Alger, quartier de la Marine et alentours
LE VIEIL ALGER
La démolition du quartier - 1933
Hygiène. Urbanisme. Esthétique

Les vieux et pittoresques quartiers de la Marine doivent disparaître.
Une population de plus de dix-huit mille personnes vit dans ces maisons lépreuses, branlantes et vermoulues qui ne tiennent que par miracle et où les plus élémentaires lois de l'hygiène ne peuvent être respectées.

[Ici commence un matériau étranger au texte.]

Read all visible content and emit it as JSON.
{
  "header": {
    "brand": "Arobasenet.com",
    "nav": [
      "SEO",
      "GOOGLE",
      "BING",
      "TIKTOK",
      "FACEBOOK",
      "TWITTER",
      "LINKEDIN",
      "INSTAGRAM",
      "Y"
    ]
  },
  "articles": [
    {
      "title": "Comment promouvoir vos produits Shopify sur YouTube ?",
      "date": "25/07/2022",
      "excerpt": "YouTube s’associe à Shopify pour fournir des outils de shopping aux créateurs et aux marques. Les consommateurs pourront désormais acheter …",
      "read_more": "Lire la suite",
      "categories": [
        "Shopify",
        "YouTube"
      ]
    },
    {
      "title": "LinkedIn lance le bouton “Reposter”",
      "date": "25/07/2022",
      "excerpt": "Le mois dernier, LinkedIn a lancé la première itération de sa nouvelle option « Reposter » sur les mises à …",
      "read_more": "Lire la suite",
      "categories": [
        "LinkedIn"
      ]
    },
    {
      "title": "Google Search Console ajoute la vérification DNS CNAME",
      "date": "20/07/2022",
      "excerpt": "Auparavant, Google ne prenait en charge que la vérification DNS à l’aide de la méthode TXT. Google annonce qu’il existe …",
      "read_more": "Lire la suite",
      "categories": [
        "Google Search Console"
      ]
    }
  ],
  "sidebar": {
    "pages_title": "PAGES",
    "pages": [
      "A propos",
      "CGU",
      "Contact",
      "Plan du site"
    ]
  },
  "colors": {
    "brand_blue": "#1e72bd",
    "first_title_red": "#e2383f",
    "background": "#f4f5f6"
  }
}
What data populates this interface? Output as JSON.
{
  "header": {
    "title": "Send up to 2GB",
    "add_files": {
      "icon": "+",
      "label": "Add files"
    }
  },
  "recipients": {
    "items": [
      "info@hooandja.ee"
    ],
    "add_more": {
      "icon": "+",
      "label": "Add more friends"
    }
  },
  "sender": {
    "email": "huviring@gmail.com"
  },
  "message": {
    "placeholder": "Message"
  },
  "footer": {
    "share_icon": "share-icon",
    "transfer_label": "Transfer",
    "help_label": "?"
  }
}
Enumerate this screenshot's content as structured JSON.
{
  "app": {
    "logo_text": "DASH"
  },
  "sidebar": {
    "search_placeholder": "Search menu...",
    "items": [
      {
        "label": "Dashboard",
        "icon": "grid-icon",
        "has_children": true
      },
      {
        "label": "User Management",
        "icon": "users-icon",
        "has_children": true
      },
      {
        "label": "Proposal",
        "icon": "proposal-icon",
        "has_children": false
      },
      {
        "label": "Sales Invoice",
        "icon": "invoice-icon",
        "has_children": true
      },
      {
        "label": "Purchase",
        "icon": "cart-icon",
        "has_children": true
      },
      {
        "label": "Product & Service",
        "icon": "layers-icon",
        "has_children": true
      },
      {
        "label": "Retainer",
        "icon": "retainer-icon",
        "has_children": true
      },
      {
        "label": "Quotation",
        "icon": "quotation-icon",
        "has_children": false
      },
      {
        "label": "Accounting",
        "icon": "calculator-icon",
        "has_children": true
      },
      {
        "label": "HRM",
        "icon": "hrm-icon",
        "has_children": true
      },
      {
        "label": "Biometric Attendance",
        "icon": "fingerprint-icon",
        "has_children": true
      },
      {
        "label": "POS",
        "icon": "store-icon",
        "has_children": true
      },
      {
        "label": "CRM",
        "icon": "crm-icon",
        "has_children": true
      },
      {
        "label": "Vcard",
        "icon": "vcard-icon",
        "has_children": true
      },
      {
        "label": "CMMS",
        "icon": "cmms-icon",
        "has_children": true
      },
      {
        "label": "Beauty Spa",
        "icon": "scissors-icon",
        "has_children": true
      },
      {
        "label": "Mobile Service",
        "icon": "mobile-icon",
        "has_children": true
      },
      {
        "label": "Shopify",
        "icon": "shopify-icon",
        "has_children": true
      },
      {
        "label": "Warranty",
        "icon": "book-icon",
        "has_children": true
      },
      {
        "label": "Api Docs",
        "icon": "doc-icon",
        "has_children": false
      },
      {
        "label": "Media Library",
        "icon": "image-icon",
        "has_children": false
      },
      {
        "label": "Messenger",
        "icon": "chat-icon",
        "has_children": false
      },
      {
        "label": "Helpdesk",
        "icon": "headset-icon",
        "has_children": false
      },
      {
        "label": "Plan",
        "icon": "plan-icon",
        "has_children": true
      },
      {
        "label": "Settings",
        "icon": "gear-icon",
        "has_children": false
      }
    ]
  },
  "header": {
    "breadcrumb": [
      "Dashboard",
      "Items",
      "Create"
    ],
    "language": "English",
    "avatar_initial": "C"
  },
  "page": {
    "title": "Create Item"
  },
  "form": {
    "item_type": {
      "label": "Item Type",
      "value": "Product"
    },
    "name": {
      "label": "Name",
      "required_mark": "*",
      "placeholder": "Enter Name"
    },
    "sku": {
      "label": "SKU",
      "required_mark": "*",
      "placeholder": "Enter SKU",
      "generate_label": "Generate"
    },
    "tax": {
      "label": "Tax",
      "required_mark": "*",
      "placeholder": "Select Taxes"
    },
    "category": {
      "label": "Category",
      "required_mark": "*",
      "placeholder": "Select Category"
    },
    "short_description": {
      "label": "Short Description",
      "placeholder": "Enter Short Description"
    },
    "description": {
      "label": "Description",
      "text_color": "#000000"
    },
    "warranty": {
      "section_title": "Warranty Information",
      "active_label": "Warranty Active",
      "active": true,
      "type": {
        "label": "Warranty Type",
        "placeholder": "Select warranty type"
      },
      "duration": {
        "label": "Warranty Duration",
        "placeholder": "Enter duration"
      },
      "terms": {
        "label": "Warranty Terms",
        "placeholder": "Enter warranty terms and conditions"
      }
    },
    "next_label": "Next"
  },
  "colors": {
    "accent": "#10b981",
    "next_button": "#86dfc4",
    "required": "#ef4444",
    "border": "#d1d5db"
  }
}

Des familles entières sont logées dans d'étroites pièces envahies par la vermine et ne prenant jour que sur des cours intérieures profondes et froides comme des puits, ou des ruelles larges comme des couloirs que le soleil ne visite jamais.

Des enfants poussent dans cet air vicié et ne disposent, comme terrain de jeu, que du pavé gras de l'étroite rue sur laquelle s'ouvre le non moins étroit logis où toute la famille s'abrite.

Pour une superficie de 100.000 mètres carrés, il n'existe que 13.000 mètres carrés de voirie, c'est -à-dire qu'il y a fort peu de possibilité d'air et de lumière.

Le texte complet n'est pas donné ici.